I’m building a real-time voice application on the Gemini Live native-audio (speech-to-speech) model and I’m trying to understand the billing behaviour, because cost does not track call duration the way I expected.
What I’m seeing
Gemini Live returns a cumulative promptTokenCount that grows on every turn within a session. When I reconcile my logged token usage against what I was actually billed, the numbers only line up if the prompt context is billed again on each turn — i.e. cost scales with the number of conversational turns, not with how long the call lasts.
To check this, I re-priced a set of calls three ways from the raw per-turn usageMetadata:
| Interpretation | Result vs. actual bill |
|---|---|
| Price only the final snapshot per call | ~8.6× too low |
| Price the single largest aggregate snapshot | ~1.6× too low |
| Sum every per-turn snapshot | matches within ~3% |
Only the “sum every turn” interpretation reproduces the actual charge. That strongly suggests the cumulative context is re-billed each turn.
Why this is a problem
Because cost tracks turn count rather than duration, calls of nearly identical length can cost very different amounts. Two examples from my own data (durations rounded):
- A 5.8-minute call cost ~37% less than a 5.6-minute call — the longer one was cheaper.
- Two calls of ~7.1 minutes each differed in cost by ~31%.

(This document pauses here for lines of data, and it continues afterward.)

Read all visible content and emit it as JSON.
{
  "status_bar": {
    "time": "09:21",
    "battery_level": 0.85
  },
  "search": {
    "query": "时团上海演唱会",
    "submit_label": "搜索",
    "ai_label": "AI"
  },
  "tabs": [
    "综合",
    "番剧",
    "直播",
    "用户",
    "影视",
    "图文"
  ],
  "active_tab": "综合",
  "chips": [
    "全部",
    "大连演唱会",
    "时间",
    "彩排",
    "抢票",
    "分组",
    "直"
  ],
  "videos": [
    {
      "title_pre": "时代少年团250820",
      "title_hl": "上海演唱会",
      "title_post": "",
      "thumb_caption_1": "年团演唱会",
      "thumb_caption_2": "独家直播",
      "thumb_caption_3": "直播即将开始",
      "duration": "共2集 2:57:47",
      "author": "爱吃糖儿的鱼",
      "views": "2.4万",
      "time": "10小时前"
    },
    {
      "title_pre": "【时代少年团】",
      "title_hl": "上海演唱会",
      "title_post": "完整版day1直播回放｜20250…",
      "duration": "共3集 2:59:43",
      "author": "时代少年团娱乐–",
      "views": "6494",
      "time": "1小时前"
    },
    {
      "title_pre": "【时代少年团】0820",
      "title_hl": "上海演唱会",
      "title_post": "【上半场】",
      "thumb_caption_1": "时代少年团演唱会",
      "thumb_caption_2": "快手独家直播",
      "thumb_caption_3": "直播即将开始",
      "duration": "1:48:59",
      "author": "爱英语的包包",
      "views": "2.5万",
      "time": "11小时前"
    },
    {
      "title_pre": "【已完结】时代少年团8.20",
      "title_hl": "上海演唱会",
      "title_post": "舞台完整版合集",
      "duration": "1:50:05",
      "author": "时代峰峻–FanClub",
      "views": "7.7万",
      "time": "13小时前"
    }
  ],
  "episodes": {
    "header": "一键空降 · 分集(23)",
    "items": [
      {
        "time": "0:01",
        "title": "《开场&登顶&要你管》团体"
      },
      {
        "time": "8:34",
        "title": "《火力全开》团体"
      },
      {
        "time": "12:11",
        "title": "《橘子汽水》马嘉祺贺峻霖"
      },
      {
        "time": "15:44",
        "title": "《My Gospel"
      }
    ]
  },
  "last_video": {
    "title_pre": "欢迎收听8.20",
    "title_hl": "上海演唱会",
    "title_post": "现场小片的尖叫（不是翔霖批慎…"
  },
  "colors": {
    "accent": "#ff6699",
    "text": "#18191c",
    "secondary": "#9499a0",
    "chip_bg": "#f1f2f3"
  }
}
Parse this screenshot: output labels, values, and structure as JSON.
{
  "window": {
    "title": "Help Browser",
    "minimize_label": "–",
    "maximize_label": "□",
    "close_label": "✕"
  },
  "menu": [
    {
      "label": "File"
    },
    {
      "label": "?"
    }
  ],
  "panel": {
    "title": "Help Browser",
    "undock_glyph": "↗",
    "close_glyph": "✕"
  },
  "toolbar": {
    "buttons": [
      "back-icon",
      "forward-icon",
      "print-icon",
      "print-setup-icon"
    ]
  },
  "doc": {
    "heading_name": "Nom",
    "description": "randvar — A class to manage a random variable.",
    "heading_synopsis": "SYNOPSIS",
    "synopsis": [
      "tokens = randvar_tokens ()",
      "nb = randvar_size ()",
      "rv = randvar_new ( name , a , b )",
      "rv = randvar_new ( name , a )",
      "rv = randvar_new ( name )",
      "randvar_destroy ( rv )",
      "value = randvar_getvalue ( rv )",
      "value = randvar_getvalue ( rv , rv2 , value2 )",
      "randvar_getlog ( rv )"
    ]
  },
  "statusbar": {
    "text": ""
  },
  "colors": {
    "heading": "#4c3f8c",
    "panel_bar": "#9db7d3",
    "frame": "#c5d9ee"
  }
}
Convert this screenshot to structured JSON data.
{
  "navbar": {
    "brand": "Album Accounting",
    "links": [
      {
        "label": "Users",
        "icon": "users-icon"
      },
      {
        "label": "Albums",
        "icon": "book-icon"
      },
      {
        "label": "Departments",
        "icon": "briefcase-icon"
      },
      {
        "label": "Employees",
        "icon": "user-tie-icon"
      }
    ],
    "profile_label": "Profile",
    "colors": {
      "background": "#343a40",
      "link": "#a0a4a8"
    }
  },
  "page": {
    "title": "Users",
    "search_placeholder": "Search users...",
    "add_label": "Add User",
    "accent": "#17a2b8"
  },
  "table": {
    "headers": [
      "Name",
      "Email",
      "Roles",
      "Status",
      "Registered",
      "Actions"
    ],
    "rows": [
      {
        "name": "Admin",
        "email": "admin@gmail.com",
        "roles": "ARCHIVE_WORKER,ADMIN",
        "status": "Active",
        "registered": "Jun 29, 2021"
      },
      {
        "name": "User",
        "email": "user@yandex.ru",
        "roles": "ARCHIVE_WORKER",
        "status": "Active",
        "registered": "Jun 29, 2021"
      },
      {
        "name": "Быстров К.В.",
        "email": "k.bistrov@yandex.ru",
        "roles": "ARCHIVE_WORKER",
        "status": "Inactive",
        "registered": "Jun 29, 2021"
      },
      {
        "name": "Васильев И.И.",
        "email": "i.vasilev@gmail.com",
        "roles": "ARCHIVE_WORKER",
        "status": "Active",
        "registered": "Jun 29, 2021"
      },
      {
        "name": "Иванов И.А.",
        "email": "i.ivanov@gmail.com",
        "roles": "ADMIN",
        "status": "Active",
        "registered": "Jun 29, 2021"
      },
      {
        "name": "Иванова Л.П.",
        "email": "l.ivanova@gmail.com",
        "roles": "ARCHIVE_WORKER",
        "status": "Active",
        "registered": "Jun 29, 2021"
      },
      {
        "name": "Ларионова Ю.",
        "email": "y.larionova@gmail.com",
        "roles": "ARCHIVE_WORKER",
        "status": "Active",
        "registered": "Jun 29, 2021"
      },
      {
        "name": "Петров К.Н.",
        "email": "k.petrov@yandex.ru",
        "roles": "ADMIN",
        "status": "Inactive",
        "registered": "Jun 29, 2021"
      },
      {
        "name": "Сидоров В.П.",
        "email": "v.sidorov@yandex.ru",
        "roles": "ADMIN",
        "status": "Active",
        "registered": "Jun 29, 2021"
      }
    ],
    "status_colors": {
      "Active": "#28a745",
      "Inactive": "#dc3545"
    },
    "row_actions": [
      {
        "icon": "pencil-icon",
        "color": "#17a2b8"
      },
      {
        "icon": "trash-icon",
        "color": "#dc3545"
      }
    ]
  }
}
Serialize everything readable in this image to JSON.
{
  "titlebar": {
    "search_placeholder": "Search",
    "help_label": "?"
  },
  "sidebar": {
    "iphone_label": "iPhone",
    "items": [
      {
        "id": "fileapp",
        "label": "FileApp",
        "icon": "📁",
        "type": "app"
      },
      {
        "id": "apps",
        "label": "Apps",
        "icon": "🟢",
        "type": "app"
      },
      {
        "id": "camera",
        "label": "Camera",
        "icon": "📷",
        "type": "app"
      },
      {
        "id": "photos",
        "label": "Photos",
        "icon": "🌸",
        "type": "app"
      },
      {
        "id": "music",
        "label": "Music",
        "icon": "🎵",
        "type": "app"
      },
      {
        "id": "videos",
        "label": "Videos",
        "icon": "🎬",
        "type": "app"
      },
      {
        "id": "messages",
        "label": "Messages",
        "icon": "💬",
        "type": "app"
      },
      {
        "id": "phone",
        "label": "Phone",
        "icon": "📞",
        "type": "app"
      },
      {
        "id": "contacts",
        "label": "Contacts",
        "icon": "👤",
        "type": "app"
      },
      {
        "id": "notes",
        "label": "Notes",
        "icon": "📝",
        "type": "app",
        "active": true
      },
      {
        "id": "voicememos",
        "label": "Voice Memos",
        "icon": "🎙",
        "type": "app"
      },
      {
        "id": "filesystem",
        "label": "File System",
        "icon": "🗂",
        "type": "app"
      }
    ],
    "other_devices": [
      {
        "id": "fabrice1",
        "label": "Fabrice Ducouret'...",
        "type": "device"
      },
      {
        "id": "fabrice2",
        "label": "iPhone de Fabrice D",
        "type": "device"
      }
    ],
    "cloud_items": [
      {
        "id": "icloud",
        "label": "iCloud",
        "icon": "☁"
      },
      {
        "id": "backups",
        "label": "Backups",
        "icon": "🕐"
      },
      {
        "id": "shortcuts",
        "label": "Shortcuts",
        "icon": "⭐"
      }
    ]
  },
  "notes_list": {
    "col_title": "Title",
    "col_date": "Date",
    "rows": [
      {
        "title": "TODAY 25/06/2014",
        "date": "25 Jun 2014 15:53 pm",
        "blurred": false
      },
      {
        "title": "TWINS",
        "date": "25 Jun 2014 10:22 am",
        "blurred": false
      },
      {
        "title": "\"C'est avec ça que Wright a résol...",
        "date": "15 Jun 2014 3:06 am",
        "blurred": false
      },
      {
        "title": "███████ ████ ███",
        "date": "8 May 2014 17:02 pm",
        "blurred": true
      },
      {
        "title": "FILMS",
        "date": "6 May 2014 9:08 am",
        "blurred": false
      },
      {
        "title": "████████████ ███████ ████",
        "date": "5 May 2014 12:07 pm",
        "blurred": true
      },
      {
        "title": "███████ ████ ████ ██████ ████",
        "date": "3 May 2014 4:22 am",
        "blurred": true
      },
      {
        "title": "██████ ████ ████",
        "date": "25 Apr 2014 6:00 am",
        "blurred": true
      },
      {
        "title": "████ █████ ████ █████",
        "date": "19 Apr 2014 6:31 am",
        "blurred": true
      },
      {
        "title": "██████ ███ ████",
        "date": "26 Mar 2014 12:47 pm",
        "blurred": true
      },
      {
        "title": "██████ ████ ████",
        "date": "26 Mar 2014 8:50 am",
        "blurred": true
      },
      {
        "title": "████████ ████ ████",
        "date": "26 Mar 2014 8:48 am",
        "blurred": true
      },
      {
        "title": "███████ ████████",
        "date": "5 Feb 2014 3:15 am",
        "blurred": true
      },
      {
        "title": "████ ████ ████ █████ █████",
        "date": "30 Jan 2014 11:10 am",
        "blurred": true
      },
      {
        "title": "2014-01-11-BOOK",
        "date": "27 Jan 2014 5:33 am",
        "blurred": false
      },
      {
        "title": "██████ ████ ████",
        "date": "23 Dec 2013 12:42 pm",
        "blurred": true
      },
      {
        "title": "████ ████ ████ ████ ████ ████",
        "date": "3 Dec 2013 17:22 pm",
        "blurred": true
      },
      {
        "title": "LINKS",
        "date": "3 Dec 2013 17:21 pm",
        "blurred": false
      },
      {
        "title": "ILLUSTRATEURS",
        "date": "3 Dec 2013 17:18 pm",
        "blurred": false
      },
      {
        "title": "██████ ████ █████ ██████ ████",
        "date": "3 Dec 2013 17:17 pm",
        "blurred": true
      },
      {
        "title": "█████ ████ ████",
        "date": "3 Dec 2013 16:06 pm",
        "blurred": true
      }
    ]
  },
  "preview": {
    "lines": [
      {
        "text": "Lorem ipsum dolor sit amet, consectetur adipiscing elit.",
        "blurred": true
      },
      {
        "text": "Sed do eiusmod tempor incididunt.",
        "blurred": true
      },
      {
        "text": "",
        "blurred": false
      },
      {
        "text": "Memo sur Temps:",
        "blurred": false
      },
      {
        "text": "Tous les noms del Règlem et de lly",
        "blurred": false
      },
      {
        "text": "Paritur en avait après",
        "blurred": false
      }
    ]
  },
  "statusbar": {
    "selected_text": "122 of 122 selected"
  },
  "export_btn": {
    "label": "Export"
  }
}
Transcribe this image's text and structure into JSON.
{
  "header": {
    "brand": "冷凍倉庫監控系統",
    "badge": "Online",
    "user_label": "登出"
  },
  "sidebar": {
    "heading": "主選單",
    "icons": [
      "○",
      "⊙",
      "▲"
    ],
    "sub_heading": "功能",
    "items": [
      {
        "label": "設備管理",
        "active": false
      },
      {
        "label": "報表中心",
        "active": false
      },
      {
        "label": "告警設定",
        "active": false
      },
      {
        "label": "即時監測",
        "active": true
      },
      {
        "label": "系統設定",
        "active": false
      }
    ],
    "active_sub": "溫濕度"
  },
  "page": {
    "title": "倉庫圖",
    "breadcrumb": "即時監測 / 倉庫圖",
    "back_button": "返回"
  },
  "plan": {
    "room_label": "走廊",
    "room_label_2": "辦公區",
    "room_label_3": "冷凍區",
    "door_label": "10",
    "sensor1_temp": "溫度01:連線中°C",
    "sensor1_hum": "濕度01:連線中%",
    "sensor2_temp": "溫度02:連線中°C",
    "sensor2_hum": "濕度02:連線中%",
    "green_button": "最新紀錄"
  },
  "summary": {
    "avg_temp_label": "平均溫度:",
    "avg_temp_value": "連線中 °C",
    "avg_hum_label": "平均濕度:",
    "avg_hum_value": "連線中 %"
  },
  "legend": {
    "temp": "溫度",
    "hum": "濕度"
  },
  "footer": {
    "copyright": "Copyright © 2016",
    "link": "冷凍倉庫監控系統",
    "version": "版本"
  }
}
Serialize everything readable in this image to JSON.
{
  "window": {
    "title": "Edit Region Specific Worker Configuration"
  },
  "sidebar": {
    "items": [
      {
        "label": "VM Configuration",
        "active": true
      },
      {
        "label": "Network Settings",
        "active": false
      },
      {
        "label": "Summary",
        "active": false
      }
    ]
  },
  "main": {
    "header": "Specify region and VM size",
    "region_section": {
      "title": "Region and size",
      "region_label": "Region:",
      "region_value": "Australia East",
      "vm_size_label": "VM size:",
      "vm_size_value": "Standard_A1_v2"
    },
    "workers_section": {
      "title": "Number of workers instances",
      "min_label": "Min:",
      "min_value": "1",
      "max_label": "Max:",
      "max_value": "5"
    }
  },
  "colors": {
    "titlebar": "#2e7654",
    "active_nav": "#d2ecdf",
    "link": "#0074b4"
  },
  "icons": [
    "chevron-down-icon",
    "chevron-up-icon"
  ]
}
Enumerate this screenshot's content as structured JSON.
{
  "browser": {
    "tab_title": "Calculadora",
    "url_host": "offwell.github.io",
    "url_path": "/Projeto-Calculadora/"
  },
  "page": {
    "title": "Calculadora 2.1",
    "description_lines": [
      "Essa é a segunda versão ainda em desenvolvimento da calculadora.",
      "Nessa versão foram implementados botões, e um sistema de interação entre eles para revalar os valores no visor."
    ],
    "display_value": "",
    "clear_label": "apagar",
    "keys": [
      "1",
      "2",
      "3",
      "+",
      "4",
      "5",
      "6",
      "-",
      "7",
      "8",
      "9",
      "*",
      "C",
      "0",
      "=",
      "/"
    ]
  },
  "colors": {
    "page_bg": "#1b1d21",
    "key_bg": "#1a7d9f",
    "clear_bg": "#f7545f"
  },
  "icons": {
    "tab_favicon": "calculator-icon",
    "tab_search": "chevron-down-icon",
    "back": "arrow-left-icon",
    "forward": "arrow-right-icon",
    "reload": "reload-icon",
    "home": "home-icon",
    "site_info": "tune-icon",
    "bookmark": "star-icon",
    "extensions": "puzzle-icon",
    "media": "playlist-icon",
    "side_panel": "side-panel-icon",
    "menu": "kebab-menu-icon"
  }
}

Sample of the pattern (turns = number of usageMetadata snapshots in the session):
| Call | Duration (min) | Turns | Final prompt tokens | Relative cost |
|---|---|---|---|---|
| A | 0.4 | 2 | ~8.6k | very low |
| B | 1.8 | 6 | ~59k | low |
| C | 5.6 | 20 | ~160k | high |
| D | 5.8 | 22 | ~222k | medium |
| E | 7.1 | 29 | ~261k | high |
| F | 3.3 | 12 | ~110k | medium |
The turn count and cumulative token growth predict cost far better than duration does.
Questions for the community / team
- Can anyone confirm whether Gemini Live native audio bills the cumulative prompt context on every turn? Is that the intended, documented behaviour?
- If so, what’s the recommended way to keep per-session cost predictable — e.g. context truncation, session resets, capping turns, or any billing setting I’ve missed?
- Is there official documentation that describes exactly how per-turn
usageMetadatamaps to billed tokens for the Live API?
I’m happy to share more anonymized per-turn usage data if it helps reproduce this. Mainly trying to understand whether this is expected behaviour and how others are managing predictability with the Live audio model.